Das Vertrauen, das viele Amerikaner in Biden setzen, beruht weniger darauf, dass er die durchschlagenden Konzepte parat hat, sondern, dass er als Person besser als alle anderen Kandidatinnen und Kandidaten geeignet ist, die gespaltene Gesellschaft zu einen.

Respekt wiederherstellen

Diese Wahlempfehlung für Joe Biden beruht auf genau dieser Annahme: Die USA befinden sich nach vierjähriger Amtszeit von Präsident Donald Trump in einer politisch wie emotional beklagenswerten Verfassung. Das Rabaukentum, das Hasardspiel und die Aggressivität des Mannes im Weißen Haus haben das Verhältnis breiter Gesellschaftsschichten zueinander zerrüttet. Was Amerika jetzt braucht, ist ein Präsident, der den Respekt vor allen Bürgern, Minderheiten und Institutionen wiederherstellt; und einen Wahlsieger, der am Abend des 3. November nicht den Triumph über den geschlagenen Gegner auskostet, sondern der auch der unterlegenen Seite eben diesen Respekt entgegenbringt.
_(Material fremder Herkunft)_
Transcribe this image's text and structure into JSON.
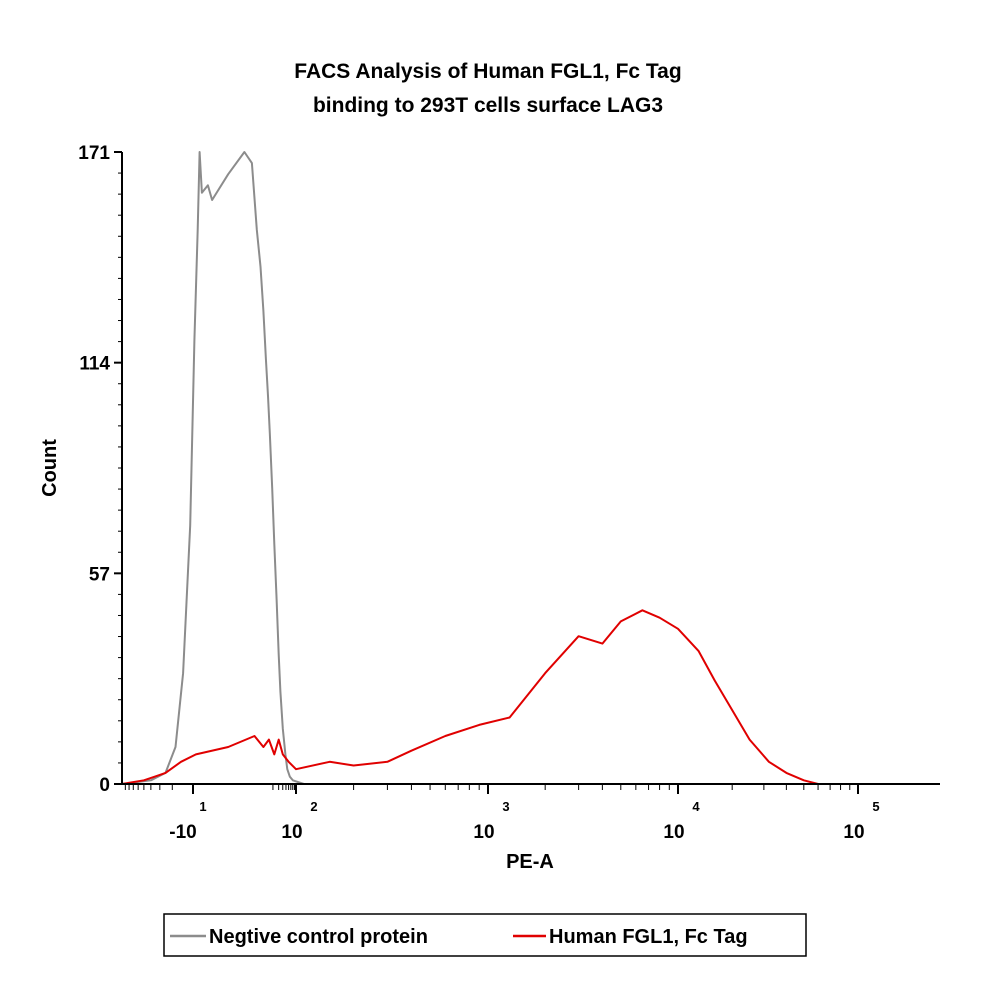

Die überzeugendste Antithese zu Trumps grotesker Selbstüberschätzung ist Bidens Demut, die ihn Tragödien gelehrt haben.

Das ist, zugegeben, eine sehr unpolitische Begründung für eine Wahlempfehlung. Aber erstens geht Trumps Wirken weit über die Sphäre politischer Handlungen hinaus, und zweitens ist Joe Biden seit einer Ewigkeit Politiker – dreieinhalb Jahrzehnte als Senator, zwei Amtszeiten als Vizepräsident. Sein erster Versuch einer Präsidentschaftskandidatur datiert aus dem Jahr 1988.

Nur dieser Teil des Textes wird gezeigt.